Сторожевой отряд перестрел воронцовских всадников в верстах двух от ратного стана:
– Кто такие? Откель?
– Тысяцкий Воронцов с Великих Лук.
– Проезжай.
Еще издали, въезжая в лагерь, Михаил Семенович увидел необычную суету и многолюдство. Среди воеводских шатров трепетал стяг с изображением Иисуса Навина, останавливающего солнце. Такое знамя всегда сопровождало Великого князя.
Приехал Великий князь. Какой? Их было нынче трое на Руси. Воронцов знал, что Державный сейчас в Вологде. Тогда Дмитрий Внук? Даже нелепо об этом думать. В Тверь, к войску, прибыл, конечно, Василий Иоаннович, все более властно забиравший дела государства в свои руки. Вот для чего Щеня так споро сорвал его, Михаила, с Великих Лук.
Небо затянулось сплошной серой вотолой. Несколько быстрых капель упало в траву. У талового широкого берега Тверцы, где расположилась тысяча Воронцова, гудел рой голосов – ратники купали коней, с гиком влетали в воду, разбрасывая брызги. Один здоровяк, увязая ногами в илистом песке, раскрутил телепень (ядро на цепи) и кружился, грозя отпустить смертное оружие.
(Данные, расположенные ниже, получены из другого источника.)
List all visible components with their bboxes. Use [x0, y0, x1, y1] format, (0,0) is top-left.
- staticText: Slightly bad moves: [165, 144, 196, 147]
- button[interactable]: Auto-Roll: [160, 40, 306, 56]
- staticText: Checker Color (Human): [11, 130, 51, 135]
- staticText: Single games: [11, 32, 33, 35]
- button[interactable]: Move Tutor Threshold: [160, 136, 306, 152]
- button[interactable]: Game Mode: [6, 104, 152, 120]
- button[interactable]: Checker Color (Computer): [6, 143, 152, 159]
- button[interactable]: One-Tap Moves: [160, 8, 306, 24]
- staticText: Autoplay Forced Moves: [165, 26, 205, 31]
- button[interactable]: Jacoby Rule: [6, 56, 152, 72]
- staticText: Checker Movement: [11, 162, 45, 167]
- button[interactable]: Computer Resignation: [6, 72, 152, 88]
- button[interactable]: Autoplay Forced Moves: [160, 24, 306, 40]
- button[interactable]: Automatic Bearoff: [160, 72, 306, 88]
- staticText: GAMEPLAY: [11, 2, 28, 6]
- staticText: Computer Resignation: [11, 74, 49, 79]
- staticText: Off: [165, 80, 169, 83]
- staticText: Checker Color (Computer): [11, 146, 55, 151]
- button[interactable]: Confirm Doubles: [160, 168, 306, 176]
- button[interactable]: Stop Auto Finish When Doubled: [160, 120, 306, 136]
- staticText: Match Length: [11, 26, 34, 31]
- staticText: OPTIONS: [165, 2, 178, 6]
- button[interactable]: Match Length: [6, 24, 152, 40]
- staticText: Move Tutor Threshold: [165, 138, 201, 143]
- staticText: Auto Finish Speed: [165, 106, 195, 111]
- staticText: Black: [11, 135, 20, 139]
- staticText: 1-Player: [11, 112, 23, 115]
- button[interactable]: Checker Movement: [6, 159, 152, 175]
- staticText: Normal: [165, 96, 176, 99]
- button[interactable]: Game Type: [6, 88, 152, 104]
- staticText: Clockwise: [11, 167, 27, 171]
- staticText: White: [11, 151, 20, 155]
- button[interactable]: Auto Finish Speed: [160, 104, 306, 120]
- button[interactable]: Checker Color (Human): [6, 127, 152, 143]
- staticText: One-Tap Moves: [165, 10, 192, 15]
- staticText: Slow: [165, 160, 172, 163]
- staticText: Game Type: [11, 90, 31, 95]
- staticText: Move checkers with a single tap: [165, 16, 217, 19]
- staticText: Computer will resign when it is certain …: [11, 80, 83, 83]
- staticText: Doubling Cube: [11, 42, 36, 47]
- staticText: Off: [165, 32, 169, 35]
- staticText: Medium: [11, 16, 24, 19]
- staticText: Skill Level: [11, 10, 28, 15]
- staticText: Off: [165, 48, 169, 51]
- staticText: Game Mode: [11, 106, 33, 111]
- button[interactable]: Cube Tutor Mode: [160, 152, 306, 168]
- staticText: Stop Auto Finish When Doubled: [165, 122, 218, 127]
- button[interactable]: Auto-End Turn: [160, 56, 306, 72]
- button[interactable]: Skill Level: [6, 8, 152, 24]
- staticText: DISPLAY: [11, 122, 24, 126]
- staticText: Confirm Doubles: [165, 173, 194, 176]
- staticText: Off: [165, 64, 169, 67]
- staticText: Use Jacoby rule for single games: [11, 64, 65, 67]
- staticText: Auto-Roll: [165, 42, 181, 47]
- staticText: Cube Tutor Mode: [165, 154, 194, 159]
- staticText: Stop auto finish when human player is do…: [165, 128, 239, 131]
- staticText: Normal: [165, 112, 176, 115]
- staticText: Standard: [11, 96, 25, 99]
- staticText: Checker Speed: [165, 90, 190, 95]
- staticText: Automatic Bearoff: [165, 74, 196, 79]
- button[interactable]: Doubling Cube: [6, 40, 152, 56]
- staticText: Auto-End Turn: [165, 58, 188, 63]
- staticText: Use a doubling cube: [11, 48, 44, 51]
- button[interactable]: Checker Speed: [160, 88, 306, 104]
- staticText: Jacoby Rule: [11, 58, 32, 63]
– Бросай, мать твою… – орали ему, – в воду бросай… Людей покалечишь…
– А..а…а…, – закричал здоровяк дурным голосом и, уже не в силах остановить свое вращение, отпустил цепь.
Ядро взметнулось, описало полукруг над головами ратных, и ухнуло в середину реки. Дети боярские с гоготом стали нырять – достать дорогой телепень и удаль свою показать. Кто-то накинулся на дуролома с кулаками.
В этот час с пригорка спустилось несколько воев окомонь из свиты князя Холмского.